The California Assembly passed a bill late Thursday to raise $52 billion in taxes to repair roads and bridges in the state. The bill will head to Democratic Gov. Jerry Brown who is expected to sign it.

While the Assembly voted 54 to 26 supporting the bill SB1, the Senate passed it earlier in the night with 27 to 11 votes. Under the proposal, the government plans to raise $52 billion over 10 years. It would hike gas excise taxes by 43 percent, which is 12 cents per gallon, and diesel taxes from 16 cents per gallon to 36 cents.

"You know how bad our roads are, and the conditions have been made worse by our recent winter weather," Sen. Jim Beall, a San Jose Democrat, said Thursday, according to the Associated Press (AP).

If signed into law, drivers will have to dole out an annual fee — ranging from $25 to $175 — with their vehicle registration.

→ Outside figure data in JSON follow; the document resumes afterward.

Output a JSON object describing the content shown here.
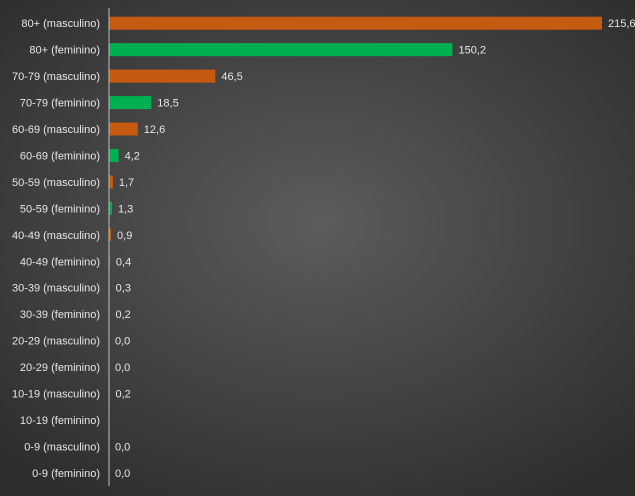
{
  "chart_data": {
    "type": "bar",
    "orientation": "horizontal",
    "title": "",
    "xlabel": "",
    "ylabel": "",
    "grid": false,
    "legend": "none",
    "colors": {
      "masculino": "#c55a11",
      "feminino": "#00b050"
    },
    "categories": [
      "80+ (masculino)",
      "80+ (feminino)",
      "70-79 (masculino)",
      "70-79 (feminino)",
      "60-69 (masculino)",
      "60-69 (feminino)",
      "50-59 (masculino)",
      "50-59 (feminino)",
      "40-49 (masculino)",
      "40-49 (feminino)",
      "30-39 (masculino)",
      "30-39 (feminino)",
      "20-29 (masculino)",
      "20-29 (feminino)",
      "10-19 (masculino)",
      "10-19 (feminino)",
      "0-9 (masculino)",
      "0-9 (feminino)"
    ],
    "values": [
      215.6,
      150.2,
      46.5,
      18.5,
      12.6,
      4.2,
      1.7,
      1.3,
      0.9,
      0.4,
      0.3,
      0.2,
      0.0,
      0.0,
      0.2,
      null,
      0.0,
      0.0
    ],
    "data_labels": [
      "215,6",
      "150,2",
      "46,5",
      "18,5",
      "12,6",
      "4,2",
      "1,7",
      "1,3",
      "0,9",
      "0,4",
      "0,3",
      "0,2",
      "0,0",
      "0,0",
      "0,2",
      "",
      "0,0",
      "0,0"
    ],
    "xlim": [
      0,
      215.6
    ]
  }
}
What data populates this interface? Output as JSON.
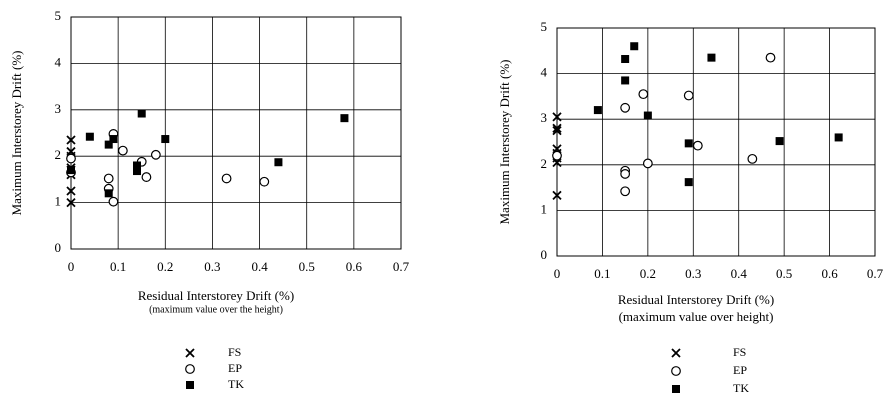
{
  "chart_data": [
    {
      "type": "scatter",
      "x_label": "Residual Interstorey Drift (%)",
      "x_sublabel": "(maximum value over the height)",
      "y_label": "Maximum Interstorey Drift (%)",
      "xlim": [
        0,
        0.7
      ],
      "xticks": [
        0,
        0.1,
        0.2,
        0.3,
        0.4,
        0.5,
        0.6,
        0.7
      ],
      "ylim": [
        0,
        5
      ],
      "yticks": [
        0,
        1,
        2,
        3,
        4,
        5
      ],
      "grid": true,
      "series": [
        {
          "name": "FS",
          "marker": "x",
          "color": "#000000",
          "x": [
            0,
            0,
            0,
            0,
            0,
            0,
            0,
            0
          ],
          "values": [
            1.0,
            1.25,
            1.6,
            1.7,
            1.75,
            2.0,
            2.1,
            2.35
          ]
        },
        {
          "name": "EP",
          "marker": "circle",
          "color": "#000000",
          "x": [
            0,
            0,
            0.08,
            0.08,
            0.09,
            0.09,
            0.11,
            0.15,
            0.16,
            0.18,
            0.33,
            0.41
          ],
          "values": [
            1.95,
            1.65,
            1.52,
            1.3,
            1.02,
            2.48,
            2.12,
            1.88,
            1.55,
            2.03,
            1.52,
            1.45
          ]
        },
        {
          "name": "TK",
          "marker": "square",
          "color": "#000000",
          "x": [
            0,
            0.04,
            0.08,
            0.08,
            0.09,
            0.14,
            0.14,
            0.15,
            0.2,
            0.44,
            0.58
          ],
          "values": [
            1.7,
            2.42,
            2.25,
            1.2,
            2.37,
            1.8,
            1.68,
            2.92,
            2.37,
            1.87,
            2.82
          ]
        }
      ]
    },
    {
      "type": "scatter",
      "x_label": "Residual Interstorey Drift (%)",
      "x_sublabel": "(maximum value over height)",
      "y_label": "Maximum Interstorey Drift (%)",
      "xlim": [
        0,
        0.7
      ],
      "xticks": [
        0,
        0.1,
        0.2,
        0.3,
        0.4,
        0.5,
        0.6,
        0.7
      ],
      "ylim": [
        0,
        5
      ],
      "yticks": [
        0,
        1,
        2,
        3,
        4,
        5
      ],
      "grid": true,
      "series": [
        {
          "name": "FS",
          "marker": "x",
          "color": "#000000",
          "x": [
            0,
            0,
            0,
            0,
            0,
            0,
            0,
            0
          ],
          "values": [
            1.33,
            2.05,
            2.15,
            2.25,
            2.35,
            2.75,
            2.8,
            3.05
          ]
        },
        {
          "name": "EP",
          "marker": "circle",
          "color": "#000000",
          "x": [
            0,
            0.15,
            0.15,
            0.15,
            0.15,
            0.19,
            0.2,
            0.29,
            0.31,
            0.43,
            0.47
          ],
          "values": [
            2.2,
            3.25,
            1.87,
            1.8,
            1.42,
            3.55,
            2.03,
            3.52,
            2.42,
            2.13,
            4.35
          ]
        },
        {
          "name": "TK",
          "marker": "square",
          "color": "#000000",
          "x": [
            0.09,
            0.15,
            0.17,
            0.15,
            0.2,
            0.29,
            0.29,
            0.34,
            0.49,
            0.62
          ],
          "values": [
            3.2,
            4.32,
            4.6,
            3.85,
            3.08,
            2.47,
            1.62,
            4.35,
            2.52,
            2.6
          ]
        }
      ]
    }
  ]
}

These fees and taxes would increase every year with inflation.

In a bid to gain support from truckers, who are likely to face big spike in taxes, Brown and legislative members said they would limit future regulations on greenhouse gas emissions associated with commercial trucks, the AP reported. However, the move upset environmentalists who said it is likely to hinder regulations such as limitations on emissions at ports, warehouses and airports that indirectly affect truckers. Republicans also opposed the bill.

However, Sen. Anthony Cannella of Ceres was the only Republican to back the SB1 bill and Sen. Steve Glazer of Orinda was the only Democrat to oppose the legislation.

"My constituents have told me loud and clear that they want any new taxes to be spent more wisely and effectively," Glazer reportedly said.

According to Cannella, he supported the bill after the governor and Democratic leaders agreed to two of his requests. These were $400 million expenditure to expand a commuter train from San Jose to his Central Valley district and another $100 million to construct a parkway connecting the University of California, Merced to Highway 99.